Plusieurs partis d’opposition centrafricains, regroupés au sein du Bloc républicain pour la défense de la Constitution (BRDC), sont menacés de dissolution pour avoir boycotté les élections générales du 28 décembre 2025. Cette sanction, prévue par la loi organique sur les partis politiques, pourrait redéfinir durablement le paysage politique national.
La loi, adoptée dans les années 2000, stipule en effet qu’un parti politique non représenté à l’Assemblée nationale peut être dissous à l’issue d’une procédure juridique. Le BRDC, qui rassemble une dizaine de formations dont certaines ont déjà exercé le pouvoir, s’est volontairement exclu du scrutin législatif. Cette situation le place donc dans le viseur du pouvoir exécutif, qui pourrait engager des actions en justice pour appliquer le texte. Une source gouvernementale, sollicitée, a rappelé que “la loi doit s’appliquer à tous”.
Ce bras de fer juridico-politique s’inscrit dans une crise institutionnelle plus large. L’opposition boycotte les élections, présidentielle et législatives, en contestant la légalité de la candidature du président sortant, Faustin Archange Touadéra. Pour Martin Ziguélé, porte-parole du BRDC, le chef de l’État, élu en 2016 sur une constitution limitant les mandats à deux quinquennats, aurait achevé son cycle constitutionnel. Sa participation au scrutin de décembre 2025 serait donc “hors la loi”, justifiant, selon le bloc, une stratégie de boycott.
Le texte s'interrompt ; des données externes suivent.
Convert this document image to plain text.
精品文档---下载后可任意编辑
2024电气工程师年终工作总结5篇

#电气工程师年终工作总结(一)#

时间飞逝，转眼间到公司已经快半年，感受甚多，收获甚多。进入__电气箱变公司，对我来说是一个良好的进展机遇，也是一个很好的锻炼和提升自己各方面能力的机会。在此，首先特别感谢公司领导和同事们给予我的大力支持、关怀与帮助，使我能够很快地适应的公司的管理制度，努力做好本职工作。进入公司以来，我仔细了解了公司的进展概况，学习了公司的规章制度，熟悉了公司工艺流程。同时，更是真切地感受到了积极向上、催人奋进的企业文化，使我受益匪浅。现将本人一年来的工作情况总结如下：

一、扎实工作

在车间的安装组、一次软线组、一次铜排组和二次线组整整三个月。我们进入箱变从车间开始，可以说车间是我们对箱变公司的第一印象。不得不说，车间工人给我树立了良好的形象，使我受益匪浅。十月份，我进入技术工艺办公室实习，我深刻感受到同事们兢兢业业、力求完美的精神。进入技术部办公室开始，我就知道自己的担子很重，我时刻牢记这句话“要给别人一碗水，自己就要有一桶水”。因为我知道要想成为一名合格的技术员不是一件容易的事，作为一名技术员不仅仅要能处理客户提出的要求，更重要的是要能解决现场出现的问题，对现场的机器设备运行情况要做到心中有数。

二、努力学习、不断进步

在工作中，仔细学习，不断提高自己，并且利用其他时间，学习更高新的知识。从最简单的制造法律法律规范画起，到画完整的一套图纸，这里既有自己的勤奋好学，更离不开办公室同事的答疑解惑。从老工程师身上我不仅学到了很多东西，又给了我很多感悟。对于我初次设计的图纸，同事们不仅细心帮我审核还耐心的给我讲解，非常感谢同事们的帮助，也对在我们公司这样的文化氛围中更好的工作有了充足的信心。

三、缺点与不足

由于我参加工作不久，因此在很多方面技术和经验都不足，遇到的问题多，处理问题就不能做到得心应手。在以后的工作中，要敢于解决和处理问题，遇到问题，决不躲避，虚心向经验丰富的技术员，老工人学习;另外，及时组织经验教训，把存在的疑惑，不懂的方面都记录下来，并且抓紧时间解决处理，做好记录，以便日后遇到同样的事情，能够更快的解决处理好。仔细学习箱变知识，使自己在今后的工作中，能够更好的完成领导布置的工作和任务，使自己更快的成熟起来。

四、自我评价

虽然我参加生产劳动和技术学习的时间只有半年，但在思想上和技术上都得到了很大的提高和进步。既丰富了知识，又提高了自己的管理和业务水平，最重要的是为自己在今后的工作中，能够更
Les perspectives sont polarisées. D’un côté, l’application stricte de la loi pourrait mener à la dissolution de partis historiques, accentuant la concentration du pouvoir et réduisant l’espace politique pluraliste. De l’autre, un recul de l’exécutif face à cette menace serait perçu comme un affaiblissement. Le président Touadéra, réélu le 19 janvier, a appelé au dialogue et à l’unité nationale. La société civile prône également cette voie comme seule option pour apaiser les tensions, soulignant que la survie des institutions démocratiques passe par la réintégration de toutes les forces politiques.
La position du BRDC repose sur une interprétation rigide de la constitution de 2016. Ses membres estiment que le président, en prêtant serment sur ce texte, s’est engagé à ne faire que deux mandats, lesquels sont selon eux accomplis. Ils annoncent continuer à se battre “sur le chemin du droit” face à ce qu’ils qualifient d’”actes illégaux” de l’exécututif. Cette posture les place dans une logique de confrontation totale, où le risque de dissolution est assumé comme une conséquence de leur combat.
Au delà du duel verbal, l’enjeu est fondamental pour la jeune démocratie centrafricaine. La dissolution d’une partie significative de l’opposition structurée pourrait vider de sa substance le débat parlementaire et accentuer la fracture entre le pouvoir et une frange de la population. Cela risquerait aussi de radicaliser les positions, poussant certains acteurs vers des formes d’expression politiques extra institutionnelles. L’arbitrage qui sera rendu, qu’il soit politique ou judiciaire, définira le degré d’inclusivité du système pour les années à venir.